Lokaljournalistenpreis für die Morgenpost

Die Berliner Morgenpost erhält für ihre täglichen "Berlin Live"-Seiten den Deutschen Lokaljournalistenpreis der Konrad-Adenauer-Stiftung. Dies teilte der Vorsitzende der Stiftung, Hans-Gert Pöttering, am Donnerstag mit. Die Morgenpost wurde für ihren täglichen Freizeit- und Kulturservice ausgezeichnet.

Der Juryvorsitzende Dieter Golombek sagte: ",Berlin Live' - das ist vieles in einem.

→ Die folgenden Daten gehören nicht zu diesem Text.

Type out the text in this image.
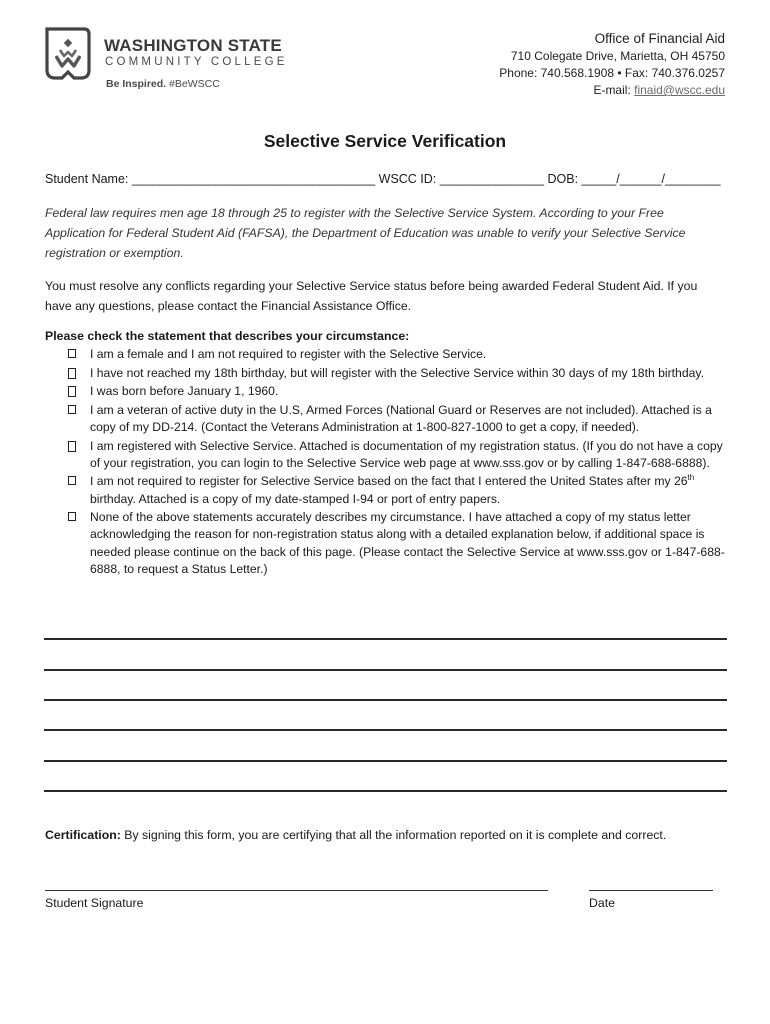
WASHINGTON STATE
COMMUNITY COLLEGE
Be Inspired. #BeWSCC
Office of Financial Aid
710 Colegate Drive, Marietta, OH 45750
Phone: 740.568.1908 • Fax: 740.376.0257
E-mail: finaid@wscc.edu
Selective Service Verification
Student Name: ___________________________________ WSCC ID: _______________ DOB: _____/______/________

Federal law requires men age 18 through 25 to register with the Selective Service System. According to your Free Application for Federal Student Aid (FAFSA), the Department of Education was unable to verify your Selective Service registration or exemption.

You must resolve any conflicts regarding your Selective Service status before being awarded Federal Student Aid. If you have any questions, please contact the Financial Assistance Office.

Please check the statement that describes your circumstance:
I am a female and I am not required to register with the Selective Service.
I have not reached my 18th birthday, but will register with the Selective Service within 30 days of my 18th birthday.
I was born before January 1, 1960.
I am a veteran of active duty in the U.S, Armed Forces (National Guard or Reserves are not included). Attached is a copy of my DD-214. (Contact the Veterans Administration at 1-800-827-1000 to get a copy, if needed).
I am registered with Selective Service. Attached is documentation of my registration status. (If you do not have a copy of your registration, you can login to the Selective Service web page at www.sss.gov or by calling 1-847-688-6888).
I am not required to register for Selective Service based on the fact that I entered the United States after my 26th birthday. Attached is a copy of my date-stamped I-94 or port of entry papers.
None of the above statements accurately describes my circumstance. I have attached a copy of my status letter acknowledging the reason for non-registration status along with a detailed explanation below, if additional space is needed please continue on the back of this page. (Please contact the Selective Service at www.sss.gov or 1-847-688-6888, to request a Status Letter.)
Certification: By signing this form, you are certifying that all the information reported on it is complete and correct.
Student Signature	Date
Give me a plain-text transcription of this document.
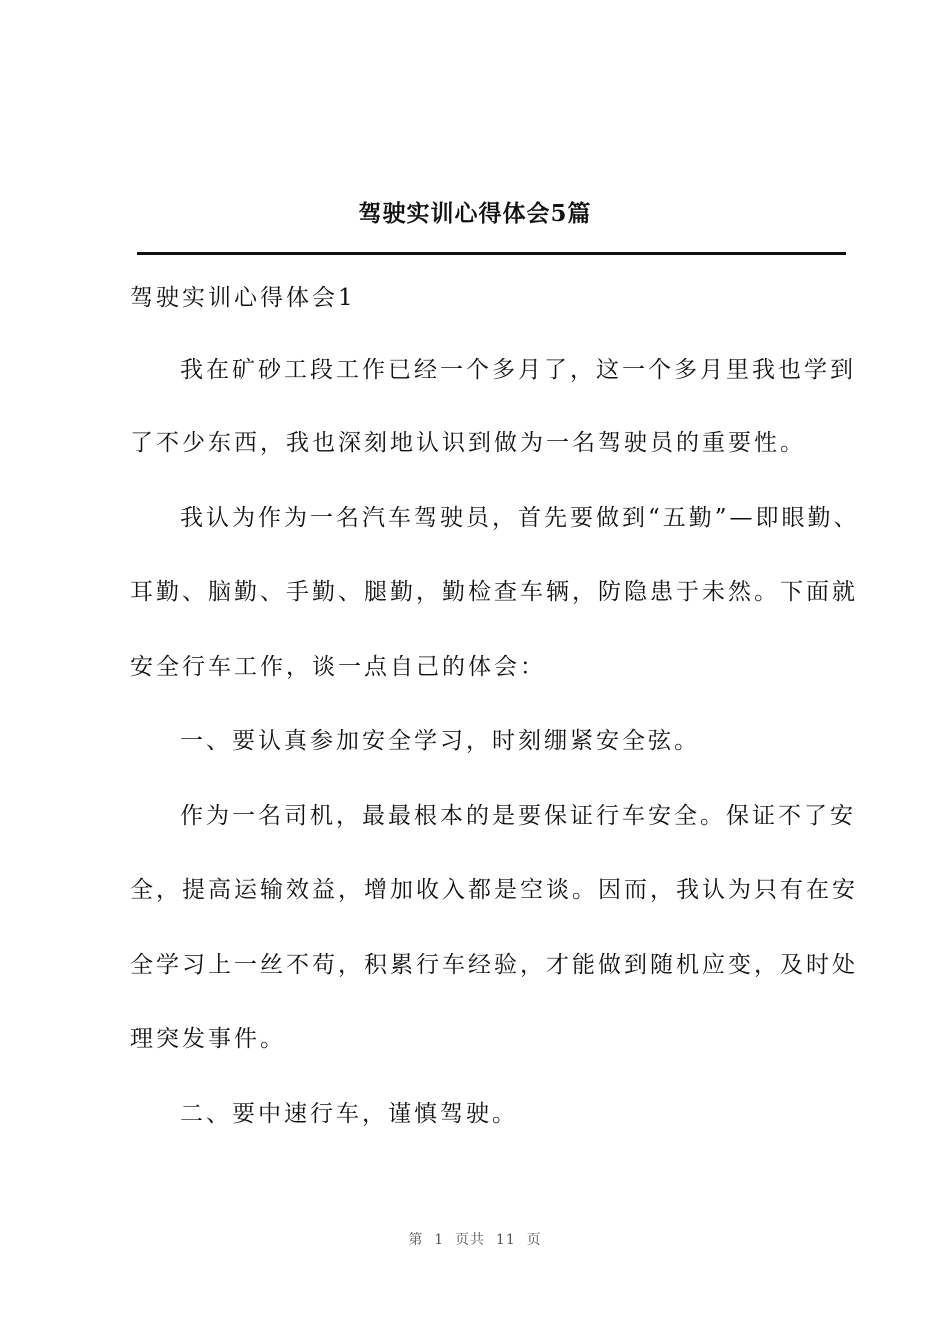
驾驶实训心得体会5篇
驾驶实训心得体会1
我在矿砂工段工作已经一个多月了，这一个多月里我也学到
了不少东西，我也深刻地认识到做为一名驾驶员的重要性。
我认为作为一名汽车驾驶员，首先要做到“五勤”—即眼勤、
耳勤、脑勤、手勤、腿勤，勤检查车辆，防隐患于未然。下面就
安全行车工作，谈一点自己的体会：
一、要认真参加安全学习，时刻绷紧安全弦。
作为一名司机，最最根本的是要保证行车安全。保证不了安
全，提高运输效益，增加收入都是空谈。因而，我认为只有在安
全学习上一丝不苟，积累行车经验，才能做到随机应变，及时处
理突发事件。
二、要中速行车，谨慎驾驶。
第  1  页共  11  页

Eines vor allem: ein rundes Konzept mit vielen guten Ideen." Die Morgenpost widme täglich "zwei wertvolle Seiten" dem Kultur- und Freizeitangebot der Hauptstadt. "Das ist eine Navigationshilfe, die ihresgleichen sucht", sagte der Juryvorsitzende.

Der deutsche Lokaljournalistenpreis wurde 1980 geschaffen. Fünfmal ging die Auszeichnung bislang an die Berliner Morgenpost, zuletzt im vergangenen Jahr für ihr Serienkonzept unter besonderer Berücksichtigung der Serie zum 20. Jahrestag des Mauerfalls "Wir sind ein Volk - wir sind Berlin". Den ersten Preis der Konrad-Adenauer-Stiftung erhält der "Südkurier" aus Konstanz für seinen Relaunch. Der zweite Preis geht an die "Sächsische Zeitung" in Dresden, womit ein Krankenhausführer des Blattes gewürdigt wird.

Die Jury hatte in diesem Jahr aus 436 Einsendungen zu wählen. Die Preisträger werden Anfang September in Konstanz, dem Ort des ersten Preisträgers, ausgezeichnet.